Par Thomas Stoll et Gérald Tenenbaum

Frais d’inscription : une manipulation sur Campus France

Il nous semble indispensable de porter à la connaissance du public universitaire, et plus généralement du grand public, une manipulation de chiffres de la part du ministère, qui cherche ainsi à justifier l’augmentation drastique des frais d’inscription dans les universités françaises pour les étudiants non ressortissants de la communauté européenne.

Voici de quoi il s’agit.

Jusqu’au 31 mars 2019, les étudiants étrangers postulant à une première année universitaire remplissaient leurs demandes sur le site Campus France en effectuant trois vœux classés pour leur établissement d’accueil. Les réponses étaient déployées en trois vagues. À chaque étape, une seule université était amenée à répondre au candidat : celle qui correspondait au premier vœu dans la première phase, au second (lorsque le premier avait reçu un avis défavorable) dans la deuxième phase, et au troisième (les deux premiers ayant reçu un avis défavorable) dans la troisième phase. Ainsi, à chaque étape, les demandes reçues par chaque université correspondaient à des sollicitations réelles, pouvant conduire à une inscription effective en cas d’acceptation.

Depuis le 1er avril 2019, une simultanéité du traitement des vœux a été mis en place. L’examen des trois vœux se fait en parallèle par les trois établissements sans transmission du dossier de candidature d’un établissement à un autre. Cela a évidemment pour conséquence de multiplier par 3 le nombre des demandes initiales— et incidemment de surcharger les commissions d’admission, qui seront tenues de statuer sur des demandes virtuelles. En conséquence, le ministère peut ainsi, au mépris le plus complet de toute honnêteté intellectuelle, afficher une statistique nationale en hausse et justifier de facto sa politique d’augmentation des frais de scolarité.

Thomas Stoll (Président de la commission d’admission L1 mathématiques et informatique, Université de Lorraine) et Gérald Tenenbaum (Professeur, Université de Lorraine)
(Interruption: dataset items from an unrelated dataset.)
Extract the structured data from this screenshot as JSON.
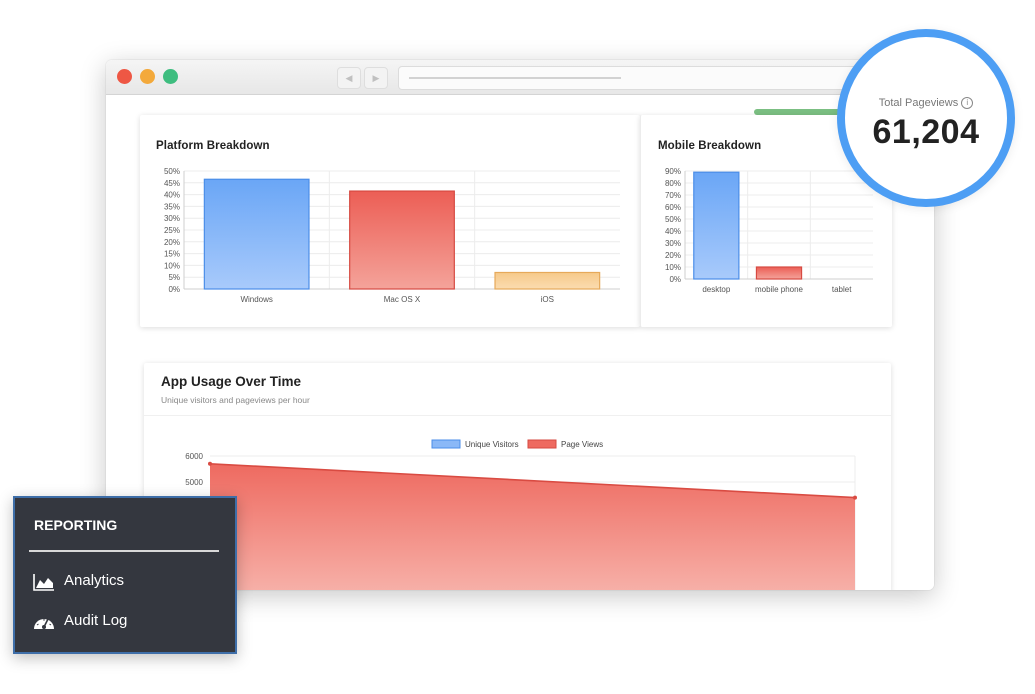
{
  "window": {
    "traffic_lights": [
      "close",
      "minimize",
      "maximize"
    ],
    "nav_icons": {
      "back": "back-arrow-icon",
      "forward": "forward-arrow-icon"
    }
  },
  "platform_card": {
    "title": "Platform Breakdown"
  },
  "mobile_card": {
    "title": "Mobile Breakdown"
  },
  "usage_card": {
    "title": "App Usage Over Time",
    "subtitle": "Unique visitors and pageviews per hour"
  },
  "total_pageviews": {
    "label": "Total Pageviews",
    "info_glyph": "i",
    "value": "61,204"
  },
  "sidebar": {
    "heading": "REPORTING",
    "items": [
      {
        "label": "Analytics",
        "icon": "area-chart-icon"
      },
      {
        "label": "Audit Log",
        "icon": "dashboard-gauge-icon"
      }
    ]
  },
  "colors": {
    "blue": "#4d9ef4",
    "red": "#e05050",
    "orange": "#f6c98a",
    "sidebar_bg": "#34373f"
  },
  "chart_data": [
    {
      "type": "bar",
      "title": "Platform Breakdown",
      "categories": [
        "Windows",
        "Mac OS X",
        "iOS"
      ],
      "values": [
        46.5,
        41.5,
        7
      ],
      "colors": [
        "#6ea8f6",
        "#ec5e55",
        "#f6c98a"
      ],
      "ylim": [
        0,
        50
      ],
      "yticks": [
        "0%",
        "5%",
        "10%",
        "15%",
        "20%",
        "25%",
        "30%",
        "35%",
        "40%",
        "45%",
        "50%"
      ],
      "grid": true
    },
    {
      "type": "bar",
      "title": "Mobile Breakdown",
      "categories": [
        "desktop",
        "mobile phone",
        "tablet"
      ],
      "values": [
        89,
        10,
        0
      ],
      "colors": [
        "#6ea8f6",
        "#ec5e55",
        "#f6c98a"
      ],
      "ylim": [
        0,
        90
      ],
      "yticks": [
        "0%",
        "10%",
        "20%",
        "30%",
        "40%",
        "50%",
        "60%",
        "70%",
        "80%",
        "90%"
      ],
      "grid": true
    },
    {
      "type": "area",
      "title": "App Usage Over Time",
      "legend": [
        "Unique Visitors",
        "Page Views"
      ],
      "legend_placement": "top-center",
      "x": [
        0,
        1
      ],
      "series": [
        {
          "name": "Page Views",
          "values": [
            5700,
            4400
          ]
        }
      ],
      "ylim": [
        0,
        6000
      ],
      "yticks": [
        "5000",
        "6000"
      ],
      "grid": true
    }
  ]
}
Frais d’inscription : une manipulation sur Campus France (II)

Pour bien comprendre la nature de la manipulation opérée par les ministères de tutelle de Campus France (Affaires Étrangères et Enseignement Supérieur et Recherche), explicitions les détails.

Dans la procédure précédente, les étudiants postulant à une première année universitaire effectuaient trois vœux et chaque dossier était comptabilisé exactement une fois de plus que le nombre de rejets, donc :

• une seule fois en cas d’acceptation par la première université sollicitée,
• deux fois en cas de rejet par la première et d’acceptation par la seconde,
• trois fois en cas de rejet par les deux premières universités sollicitées.

Avec la nouvelle procédure, chaque dossier devra être traité trois fois, quelle que soit son degré d’avancement dans les commissions d’admission. Il sera ainsi comptabilisé trois fois dans les statistiques de demandes d’admission.

Pour fixer les idées, dans l’hypothèse toute théorique où 1/3 des demandes seraient rejetées aux étapes 1 et 2, la nouvelle méthode d’enregistrement implique ainsi une augmentation artificielle de 50% du nombre des demandes par rapport à la comptabilisation antérieure. (À noter que l’ancienne procédure conduisait déjà à un doublement du nombre des candidatures à l’entrée à l’université française. La nouvelle procédure augmente encore, dans l’hypothèse de travail indiquée, une augmentation supplémentaire de 50%.)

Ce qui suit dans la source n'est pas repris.